So, this is not my first time posting on this website. I posted once about a year ago, was very excited about using this website, and then never used it again. I need this time to be different.
I have said that I am "on a diet" pretty much the past year (Really, I have never been happy with my weight but it has ballooned so much in the past two years that it is obscene.) I have never, in this time, actually dieted.
Three weeks ago, my dad sent me a photo of myself in a ball gown getting ready to go to an inaugural ball. I was incredibly excited that night. I loved that dress. It was the first dress I tried on, the only one in a size 18, and I think I would have bought it if I had been a hundred pounds lighter. It was royal blue, with a silk under lining, and a deep cowl neck that dipped low in the back. The neckline and back were covered by blue netting, embroidered with beads. It was gorgeous, and I felt beautiful. I was satisfied with my appearence in the mirror. It was simple and elegent, with just enough detailing to make it pretty.

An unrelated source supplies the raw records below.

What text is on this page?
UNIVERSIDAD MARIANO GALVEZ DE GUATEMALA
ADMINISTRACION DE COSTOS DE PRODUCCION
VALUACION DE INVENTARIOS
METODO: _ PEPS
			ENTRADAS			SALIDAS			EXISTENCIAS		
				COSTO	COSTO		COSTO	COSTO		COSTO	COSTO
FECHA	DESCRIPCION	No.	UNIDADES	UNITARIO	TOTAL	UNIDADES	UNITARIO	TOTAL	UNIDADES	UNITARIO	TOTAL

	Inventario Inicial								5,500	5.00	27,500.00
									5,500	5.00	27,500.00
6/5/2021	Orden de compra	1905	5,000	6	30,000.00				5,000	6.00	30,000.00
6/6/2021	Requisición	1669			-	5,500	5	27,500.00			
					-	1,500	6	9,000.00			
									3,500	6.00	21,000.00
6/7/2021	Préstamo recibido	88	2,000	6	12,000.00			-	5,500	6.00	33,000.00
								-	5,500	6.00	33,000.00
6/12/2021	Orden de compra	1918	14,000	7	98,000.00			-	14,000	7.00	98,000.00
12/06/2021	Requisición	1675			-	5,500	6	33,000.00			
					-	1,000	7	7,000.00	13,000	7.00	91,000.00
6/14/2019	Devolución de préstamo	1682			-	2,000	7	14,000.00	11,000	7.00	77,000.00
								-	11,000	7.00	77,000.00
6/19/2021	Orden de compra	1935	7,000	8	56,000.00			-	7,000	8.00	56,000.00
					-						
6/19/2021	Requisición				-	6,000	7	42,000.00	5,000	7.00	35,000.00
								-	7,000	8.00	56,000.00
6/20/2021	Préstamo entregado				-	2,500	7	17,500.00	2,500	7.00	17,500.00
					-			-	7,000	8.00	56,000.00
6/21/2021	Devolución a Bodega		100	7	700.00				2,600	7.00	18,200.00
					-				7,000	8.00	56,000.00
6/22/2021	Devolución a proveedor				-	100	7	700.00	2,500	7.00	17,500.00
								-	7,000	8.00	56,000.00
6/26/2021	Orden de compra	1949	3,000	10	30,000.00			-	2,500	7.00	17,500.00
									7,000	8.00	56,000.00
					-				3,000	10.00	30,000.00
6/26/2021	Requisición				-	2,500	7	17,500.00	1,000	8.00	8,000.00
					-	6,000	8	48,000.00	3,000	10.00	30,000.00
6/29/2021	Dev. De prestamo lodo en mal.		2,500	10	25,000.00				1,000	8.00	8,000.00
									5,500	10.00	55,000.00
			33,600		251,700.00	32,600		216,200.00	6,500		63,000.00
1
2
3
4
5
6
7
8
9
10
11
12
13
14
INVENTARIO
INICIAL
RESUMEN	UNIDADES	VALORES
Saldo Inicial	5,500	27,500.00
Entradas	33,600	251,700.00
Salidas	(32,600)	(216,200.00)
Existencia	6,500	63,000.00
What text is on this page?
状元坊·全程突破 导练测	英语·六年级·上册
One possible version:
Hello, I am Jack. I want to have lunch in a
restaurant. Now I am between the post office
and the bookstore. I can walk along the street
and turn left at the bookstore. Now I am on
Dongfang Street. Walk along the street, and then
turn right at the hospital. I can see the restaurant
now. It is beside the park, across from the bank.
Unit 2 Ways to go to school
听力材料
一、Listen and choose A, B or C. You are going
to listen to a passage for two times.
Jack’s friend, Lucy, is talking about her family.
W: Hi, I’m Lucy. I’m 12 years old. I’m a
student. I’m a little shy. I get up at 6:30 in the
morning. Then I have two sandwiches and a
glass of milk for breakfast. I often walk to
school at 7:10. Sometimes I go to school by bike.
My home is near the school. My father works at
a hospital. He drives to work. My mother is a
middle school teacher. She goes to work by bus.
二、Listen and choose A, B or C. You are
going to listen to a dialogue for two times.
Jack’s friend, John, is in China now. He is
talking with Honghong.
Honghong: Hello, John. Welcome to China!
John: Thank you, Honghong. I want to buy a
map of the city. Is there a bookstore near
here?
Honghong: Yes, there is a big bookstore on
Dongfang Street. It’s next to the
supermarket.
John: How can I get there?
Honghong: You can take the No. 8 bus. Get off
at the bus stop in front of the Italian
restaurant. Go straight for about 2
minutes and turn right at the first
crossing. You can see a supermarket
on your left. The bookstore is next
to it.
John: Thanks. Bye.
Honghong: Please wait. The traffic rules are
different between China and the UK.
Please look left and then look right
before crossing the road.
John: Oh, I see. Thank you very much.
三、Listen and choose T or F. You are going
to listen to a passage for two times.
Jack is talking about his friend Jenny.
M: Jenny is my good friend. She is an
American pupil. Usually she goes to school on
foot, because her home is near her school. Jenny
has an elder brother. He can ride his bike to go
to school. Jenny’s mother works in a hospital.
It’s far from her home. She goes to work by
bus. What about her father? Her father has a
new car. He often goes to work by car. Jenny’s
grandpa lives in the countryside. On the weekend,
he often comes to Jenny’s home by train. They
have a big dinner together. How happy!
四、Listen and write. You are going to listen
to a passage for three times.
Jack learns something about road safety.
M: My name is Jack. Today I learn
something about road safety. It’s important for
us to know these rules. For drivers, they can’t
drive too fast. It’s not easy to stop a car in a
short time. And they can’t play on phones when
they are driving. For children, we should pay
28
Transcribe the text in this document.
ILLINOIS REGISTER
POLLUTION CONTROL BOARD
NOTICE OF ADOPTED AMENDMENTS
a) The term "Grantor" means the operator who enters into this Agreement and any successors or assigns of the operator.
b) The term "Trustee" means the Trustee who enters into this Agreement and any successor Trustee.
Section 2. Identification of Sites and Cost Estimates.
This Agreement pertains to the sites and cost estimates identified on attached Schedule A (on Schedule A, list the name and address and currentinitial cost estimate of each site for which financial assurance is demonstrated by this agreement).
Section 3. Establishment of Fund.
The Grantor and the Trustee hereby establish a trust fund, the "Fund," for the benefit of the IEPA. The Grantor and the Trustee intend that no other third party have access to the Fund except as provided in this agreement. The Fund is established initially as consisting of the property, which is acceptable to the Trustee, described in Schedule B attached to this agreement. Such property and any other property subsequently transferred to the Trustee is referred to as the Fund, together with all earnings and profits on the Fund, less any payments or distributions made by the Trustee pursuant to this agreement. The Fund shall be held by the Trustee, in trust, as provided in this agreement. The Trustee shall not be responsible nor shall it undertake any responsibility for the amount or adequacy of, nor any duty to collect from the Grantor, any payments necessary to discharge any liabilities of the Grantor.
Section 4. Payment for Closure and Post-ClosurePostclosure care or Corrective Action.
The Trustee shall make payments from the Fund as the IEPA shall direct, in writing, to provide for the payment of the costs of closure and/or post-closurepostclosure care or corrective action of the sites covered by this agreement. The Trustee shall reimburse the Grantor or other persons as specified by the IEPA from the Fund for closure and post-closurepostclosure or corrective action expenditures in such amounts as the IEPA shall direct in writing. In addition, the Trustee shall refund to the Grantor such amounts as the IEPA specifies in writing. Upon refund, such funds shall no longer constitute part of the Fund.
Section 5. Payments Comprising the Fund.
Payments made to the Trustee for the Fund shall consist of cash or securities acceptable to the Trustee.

The picture was hideous. I was humongous. I hated the dress. All of the details I loved so much about it had disappeared. It was not a dress that I had picked out, the word "fit" had no meaning except that it wasn't tight. Nothing about the dress mattered at all. You couldn't see it. It was all too small in comparison to my weight.
I can't understand it. When I looked in the mirror, that was NOT what I saw at all. It's not that I haven't noticed my weight, it just didn't seem to me that I looked that big. I knew other girls who wore he same size as me, looked at them and thought that there was no way I was as big as they were. No way. It wasn't the dress. The dress was beautiful. I hope one day to take it to a tailor and have it taken in. But until then, this dress will never be more than "flattering." I am sick of hearing that word.
Flattering is a word you use to tell someone that they don't look good. It means its the best you will ever look. I don't ever, ever, want to hear myself described that way again.
The day after I saw that picture, I knew it was serious. I have cut down to less than eight hundred calories a day. I have a granola bar for breakfast at eight, a granola bar while I'm at class, a fruit roll up around three when I get home, a lean cuisine or other measurable under 400 calorie dinner, and another granola bar. For a week, it was great. I did not slip once. I didn't have cravings for food at all, I didn't feel like I was suffering. I felt hungry, but not deathly, and being a little hungry made me feel good.
Because I am still in school, I have to go to the gym twice a week for class. I would really like to step this up to three times a week, but as of yet I have not found the courage to make the time.
I have almost succesfully stuck to the diet. Once, I had dinner with my sister where we split a vanilla milkshake and a plate of fries. I ordered a chili dog which sickened me so much when it came that I could barely eat half of it.
The first two weeks I felt great, I felt like I was losing weight, that this was the start of something good. But this past week it hasn't, and I don't know why. My eating habits have shifted slightly, in that I have had one more granola bar or whatever at some point during the day. But a hundred extra caloires shouldn't have this affect on my psyche. I don't feel like I'm losing weight at all, nothing about the fit of my pants has changed or anything. At this point, it has been three weeks and I am no longer feeling good.
I eat not because I'm hungry, and not because I'm sad, and not because I can't resist. I think I don't want to resist. I could if I wanted to. I don't believe in excuses-- it is just food. This is my life.
I am looking for things to think about that will make this easier. I am trying to make a lifestyle choice, and not a diet.